Abgelehnt hingegen wurde ein Antrag der FWG-Fraktion. Die freien Wähler forderten ein Stadtentwicklungskonzept für das gesamte Stadtgebiet - eine Idee, die auf wenig Gegenliebe im Rathaus am Springerweg stieß. Holger Scheel (CDU) erklärte, er "halte das für nicht zielführend", befürchtete sogar, "wenn wir diesem Antrag folgen, dann binden wir Verwaltungskraft." Rüdiger Däumer von der UWG pflichtete ihm bei, er fand "ein Gesamtkonzept überdimensioniert." Ein Integriertes Städtebauliches Entwicklungskonzept, kurz ISEK, hielt er für "gezielt und pragmatisch." Auch die Beantragung von Fördergeldern ist mit dem ISEK seiner Meinung nach einfacher.
Fraktionsvorsitzender Peter-Christian Schröder von der FWG versuchte, einen Grund für das Stadtentwicklungskonzept zu liefern. "Die bisherigen Konzepte sind zwar schön, aber keines der drei hat bisher nach Grundlagen geforscht, auf denen wir stehen, zum Beispiel demografisch.“ Die direkte Antwort darauf kam von Steffen Wieland aus der UWG-Fraktion. Er erinnerte daran, dass auf den ersten 30 Seiten des ISEK Kierspe-Dorf genau diese Analyse steht. Der Beschluss zu dem Antrag fiel entsprechend eindeutig aus: Vier "Ja" Stimmen kamen von den vier Mitgliedern der FWG, alle anderen Abgeordneten votieren mit "Nein".

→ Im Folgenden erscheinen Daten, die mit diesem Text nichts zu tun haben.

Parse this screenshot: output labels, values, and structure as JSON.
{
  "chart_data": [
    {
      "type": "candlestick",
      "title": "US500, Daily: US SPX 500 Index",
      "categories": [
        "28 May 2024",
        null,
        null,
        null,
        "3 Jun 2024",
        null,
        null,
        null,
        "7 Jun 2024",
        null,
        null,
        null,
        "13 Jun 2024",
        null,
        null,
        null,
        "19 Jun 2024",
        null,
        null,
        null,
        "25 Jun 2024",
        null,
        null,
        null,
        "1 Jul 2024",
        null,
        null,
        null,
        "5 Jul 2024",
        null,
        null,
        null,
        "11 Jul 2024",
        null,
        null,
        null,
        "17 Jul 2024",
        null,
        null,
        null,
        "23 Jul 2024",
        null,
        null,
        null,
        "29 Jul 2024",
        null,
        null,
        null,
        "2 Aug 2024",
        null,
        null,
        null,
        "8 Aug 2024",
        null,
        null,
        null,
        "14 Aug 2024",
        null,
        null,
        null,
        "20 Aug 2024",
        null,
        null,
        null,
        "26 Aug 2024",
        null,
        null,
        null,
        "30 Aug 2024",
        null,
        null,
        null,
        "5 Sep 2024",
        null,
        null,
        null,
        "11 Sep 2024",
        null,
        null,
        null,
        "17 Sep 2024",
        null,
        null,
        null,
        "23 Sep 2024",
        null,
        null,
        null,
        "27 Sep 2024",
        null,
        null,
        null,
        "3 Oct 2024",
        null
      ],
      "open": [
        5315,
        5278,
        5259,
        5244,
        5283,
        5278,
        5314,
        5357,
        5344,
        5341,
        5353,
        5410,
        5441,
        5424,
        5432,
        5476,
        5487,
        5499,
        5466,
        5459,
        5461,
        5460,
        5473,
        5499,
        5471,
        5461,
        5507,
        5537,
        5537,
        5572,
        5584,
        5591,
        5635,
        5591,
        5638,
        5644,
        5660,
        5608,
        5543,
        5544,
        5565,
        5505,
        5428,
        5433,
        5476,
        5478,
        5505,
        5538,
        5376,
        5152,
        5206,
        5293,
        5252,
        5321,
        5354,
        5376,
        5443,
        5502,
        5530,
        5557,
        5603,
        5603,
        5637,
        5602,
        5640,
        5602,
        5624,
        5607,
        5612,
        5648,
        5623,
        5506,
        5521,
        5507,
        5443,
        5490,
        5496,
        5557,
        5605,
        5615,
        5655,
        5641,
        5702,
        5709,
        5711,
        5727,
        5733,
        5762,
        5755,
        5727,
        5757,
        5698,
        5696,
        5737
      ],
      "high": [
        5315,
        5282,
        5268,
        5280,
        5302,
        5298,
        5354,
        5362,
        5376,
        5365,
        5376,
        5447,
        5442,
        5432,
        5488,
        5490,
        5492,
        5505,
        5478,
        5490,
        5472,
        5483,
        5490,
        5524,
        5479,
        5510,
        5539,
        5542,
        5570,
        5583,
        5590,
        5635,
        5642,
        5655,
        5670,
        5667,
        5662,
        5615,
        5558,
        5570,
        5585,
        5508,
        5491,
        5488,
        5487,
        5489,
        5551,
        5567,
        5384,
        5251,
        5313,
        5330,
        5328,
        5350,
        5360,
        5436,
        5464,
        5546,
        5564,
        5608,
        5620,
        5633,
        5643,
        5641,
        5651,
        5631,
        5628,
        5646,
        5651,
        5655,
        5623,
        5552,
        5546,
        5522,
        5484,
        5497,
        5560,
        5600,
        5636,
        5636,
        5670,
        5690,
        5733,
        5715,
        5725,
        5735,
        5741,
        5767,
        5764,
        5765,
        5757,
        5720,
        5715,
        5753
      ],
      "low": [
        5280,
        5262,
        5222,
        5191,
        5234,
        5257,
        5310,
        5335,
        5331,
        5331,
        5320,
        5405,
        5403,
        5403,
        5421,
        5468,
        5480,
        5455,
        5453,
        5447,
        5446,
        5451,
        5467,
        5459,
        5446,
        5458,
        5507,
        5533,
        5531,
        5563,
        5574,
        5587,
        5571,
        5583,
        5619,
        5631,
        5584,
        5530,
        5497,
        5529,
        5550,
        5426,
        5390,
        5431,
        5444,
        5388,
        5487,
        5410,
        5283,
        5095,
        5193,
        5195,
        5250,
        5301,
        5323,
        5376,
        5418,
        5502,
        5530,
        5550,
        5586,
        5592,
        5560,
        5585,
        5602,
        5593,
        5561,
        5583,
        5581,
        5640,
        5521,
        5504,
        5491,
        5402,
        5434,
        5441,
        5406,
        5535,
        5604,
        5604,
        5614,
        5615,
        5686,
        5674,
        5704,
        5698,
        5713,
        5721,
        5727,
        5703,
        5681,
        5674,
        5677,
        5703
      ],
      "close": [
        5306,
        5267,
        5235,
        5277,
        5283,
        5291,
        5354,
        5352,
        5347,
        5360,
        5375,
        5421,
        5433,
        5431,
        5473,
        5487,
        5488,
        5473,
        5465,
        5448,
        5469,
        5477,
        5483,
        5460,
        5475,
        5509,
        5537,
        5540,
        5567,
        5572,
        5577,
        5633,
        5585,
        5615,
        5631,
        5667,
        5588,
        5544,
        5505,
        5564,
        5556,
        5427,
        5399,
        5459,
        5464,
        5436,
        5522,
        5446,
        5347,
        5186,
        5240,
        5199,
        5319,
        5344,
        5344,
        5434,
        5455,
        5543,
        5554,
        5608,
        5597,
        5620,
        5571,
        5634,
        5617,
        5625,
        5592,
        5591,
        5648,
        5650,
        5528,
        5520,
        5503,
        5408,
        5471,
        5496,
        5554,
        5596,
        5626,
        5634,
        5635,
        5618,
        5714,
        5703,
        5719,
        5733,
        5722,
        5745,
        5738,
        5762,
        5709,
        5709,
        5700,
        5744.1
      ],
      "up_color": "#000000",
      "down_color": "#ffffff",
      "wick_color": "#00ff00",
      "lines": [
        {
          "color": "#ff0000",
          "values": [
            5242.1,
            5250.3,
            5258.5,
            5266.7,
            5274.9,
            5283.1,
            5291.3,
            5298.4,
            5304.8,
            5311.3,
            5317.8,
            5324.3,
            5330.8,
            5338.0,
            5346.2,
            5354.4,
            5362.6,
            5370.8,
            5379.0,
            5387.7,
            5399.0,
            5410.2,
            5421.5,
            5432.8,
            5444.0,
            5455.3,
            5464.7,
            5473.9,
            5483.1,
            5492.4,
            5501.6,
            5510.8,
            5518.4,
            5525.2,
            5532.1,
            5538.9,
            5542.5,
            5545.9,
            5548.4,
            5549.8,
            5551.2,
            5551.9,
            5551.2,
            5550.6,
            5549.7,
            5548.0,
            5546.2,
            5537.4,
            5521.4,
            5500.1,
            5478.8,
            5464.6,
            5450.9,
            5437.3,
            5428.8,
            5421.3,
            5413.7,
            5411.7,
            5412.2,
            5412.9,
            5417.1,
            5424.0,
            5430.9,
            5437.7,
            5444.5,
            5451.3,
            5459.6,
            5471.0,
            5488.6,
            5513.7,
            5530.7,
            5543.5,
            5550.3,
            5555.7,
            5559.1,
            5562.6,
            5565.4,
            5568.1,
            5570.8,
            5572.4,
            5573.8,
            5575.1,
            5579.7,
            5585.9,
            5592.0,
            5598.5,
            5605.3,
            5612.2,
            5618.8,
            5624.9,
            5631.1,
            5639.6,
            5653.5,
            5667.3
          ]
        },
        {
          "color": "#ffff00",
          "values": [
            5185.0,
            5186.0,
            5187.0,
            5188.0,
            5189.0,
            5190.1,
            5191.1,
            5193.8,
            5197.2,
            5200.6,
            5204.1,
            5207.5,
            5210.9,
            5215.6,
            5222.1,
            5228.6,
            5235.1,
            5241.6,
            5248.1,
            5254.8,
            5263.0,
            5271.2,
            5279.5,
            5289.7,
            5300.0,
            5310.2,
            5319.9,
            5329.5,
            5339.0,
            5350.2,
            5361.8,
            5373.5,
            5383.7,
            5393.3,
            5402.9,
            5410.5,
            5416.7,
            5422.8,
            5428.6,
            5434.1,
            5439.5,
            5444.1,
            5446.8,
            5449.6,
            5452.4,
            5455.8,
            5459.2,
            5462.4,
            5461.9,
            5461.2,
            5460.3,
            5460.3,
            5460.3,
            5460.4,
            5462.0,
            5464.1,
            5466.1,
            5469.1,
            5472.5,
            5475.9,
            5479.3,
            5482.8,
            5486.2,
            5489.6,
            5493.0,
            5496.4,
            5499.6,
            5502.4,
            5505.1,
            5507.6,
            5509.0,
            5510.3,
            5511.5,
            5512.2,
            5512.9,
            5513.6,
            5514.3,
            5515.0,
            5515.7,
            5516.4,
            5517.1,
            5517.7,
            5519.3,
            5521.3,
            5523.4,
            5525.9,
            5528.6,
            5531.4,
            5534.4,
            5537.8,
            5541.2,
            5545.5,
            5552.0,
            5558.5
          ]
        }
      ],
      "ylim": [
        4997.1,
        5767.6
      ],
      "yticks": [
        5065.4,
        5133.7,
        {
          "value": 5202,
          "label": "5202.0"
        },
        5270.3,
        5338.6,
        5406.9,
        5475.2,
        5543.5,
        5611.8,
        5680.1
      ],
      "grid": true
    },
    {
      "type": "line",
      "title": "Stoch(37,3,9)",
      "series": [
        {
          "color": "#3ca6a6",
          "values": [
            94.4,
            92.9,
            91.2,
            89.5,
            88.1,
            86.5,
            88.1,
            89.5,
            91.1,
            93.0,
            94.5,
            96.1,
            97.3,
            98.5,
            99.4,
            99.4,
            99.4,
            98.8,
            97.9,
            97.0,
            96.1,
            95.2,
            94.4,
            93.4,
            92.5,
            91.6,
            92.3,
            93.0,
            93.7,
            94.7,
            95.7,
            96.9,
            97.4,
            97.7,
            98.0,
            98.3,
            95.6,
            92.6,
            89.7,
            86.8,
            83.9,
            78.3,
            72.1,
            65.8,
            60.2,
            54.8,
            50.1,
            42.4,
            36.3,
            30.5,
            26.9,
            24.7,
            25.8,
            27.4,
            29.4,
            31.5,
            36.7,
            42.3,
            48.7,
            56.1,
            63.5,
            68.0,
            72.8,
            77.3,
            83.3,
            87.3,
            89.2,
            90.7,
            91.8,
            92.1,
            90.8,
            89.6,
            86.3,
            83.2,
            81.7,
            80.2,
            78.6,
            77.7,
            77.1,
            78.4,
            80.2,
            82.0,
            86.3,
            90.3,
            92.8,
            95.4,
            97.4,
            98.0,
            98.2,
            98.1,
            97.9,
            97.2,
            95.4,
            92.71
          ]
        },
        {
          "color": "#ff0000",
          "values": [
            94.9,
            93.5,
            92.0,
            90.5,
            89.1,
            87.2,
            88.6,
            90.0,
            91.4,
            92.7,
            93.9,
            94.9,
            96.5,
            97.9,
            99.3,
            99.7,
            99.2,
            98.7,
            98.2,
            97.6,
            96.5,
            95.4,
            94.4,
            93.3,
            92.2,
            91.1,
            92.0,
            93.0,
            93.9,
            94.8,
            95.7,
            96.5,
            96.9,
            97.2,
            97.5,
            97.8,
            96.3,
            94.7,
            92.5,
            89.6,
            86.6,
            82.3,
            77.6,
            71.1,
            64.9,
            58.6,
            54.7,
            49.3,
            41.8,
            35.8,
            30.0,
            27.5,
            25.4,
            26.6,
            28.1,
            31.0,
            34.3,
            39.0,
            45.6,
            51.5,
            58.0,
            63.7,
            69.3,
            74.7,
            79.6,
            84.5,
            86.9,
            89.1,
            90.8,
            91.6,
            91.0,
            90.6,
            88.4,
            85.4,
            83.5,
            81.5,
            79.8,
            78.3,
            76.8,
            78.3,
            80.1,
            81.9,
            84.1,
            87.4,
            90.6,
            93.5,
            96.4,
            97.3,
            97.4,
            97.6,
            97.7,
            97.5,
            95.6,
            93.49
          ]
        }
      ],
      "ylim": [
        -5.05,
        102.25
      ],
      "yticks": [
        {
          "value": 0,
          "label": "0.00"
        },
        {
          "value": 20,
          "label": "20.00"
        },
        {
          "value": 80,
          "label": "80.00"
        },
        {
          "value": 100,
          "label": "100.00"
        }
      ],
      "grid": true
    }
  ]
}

Weitere Beschlüsse des Rates sind unter anderem, dass im kommenden Schuljahr sämtliche Kiersper Schüler, die einen Anspruch auf ein Schülerticket für den ÖPNV haben, stattdessen ein Deutschlandticket bekommen. Alle Schüler, die keinen Anspruch auf eine Beförderung zur Schule haben, bekommen hingegen eine Förderung von 20 Euro pro Monat, bis ein Höchstbetrag von 10.000 Euro aufgebraucht ist.
Die nächste Ratssitzung findet erst nach der Kommunalwahl am 14. September statt, der Rat wird bis dahin also neu zusammengesetzt. Oliver Busch (SPD) lobte zum Ende der Ratssitzung die gute und konstruktive Zusammenarbeit aller Fraktionen in Kierspe. Für seine Beschreibung: "Ich bin ja nun unverdächtig, irgendwo Harmoniesauce drüber zu schmieren, wo es keine Harmonie gibt", erntete er deutliche Lacher, nicht nur aus den eigenen Reihen. Danach wurde er wieder ernst und dankte seinen Ratskollegen: "Dafür möchte ich an dieser Stelle danke sagen, das fand ich für diese Ratsperiode prägend."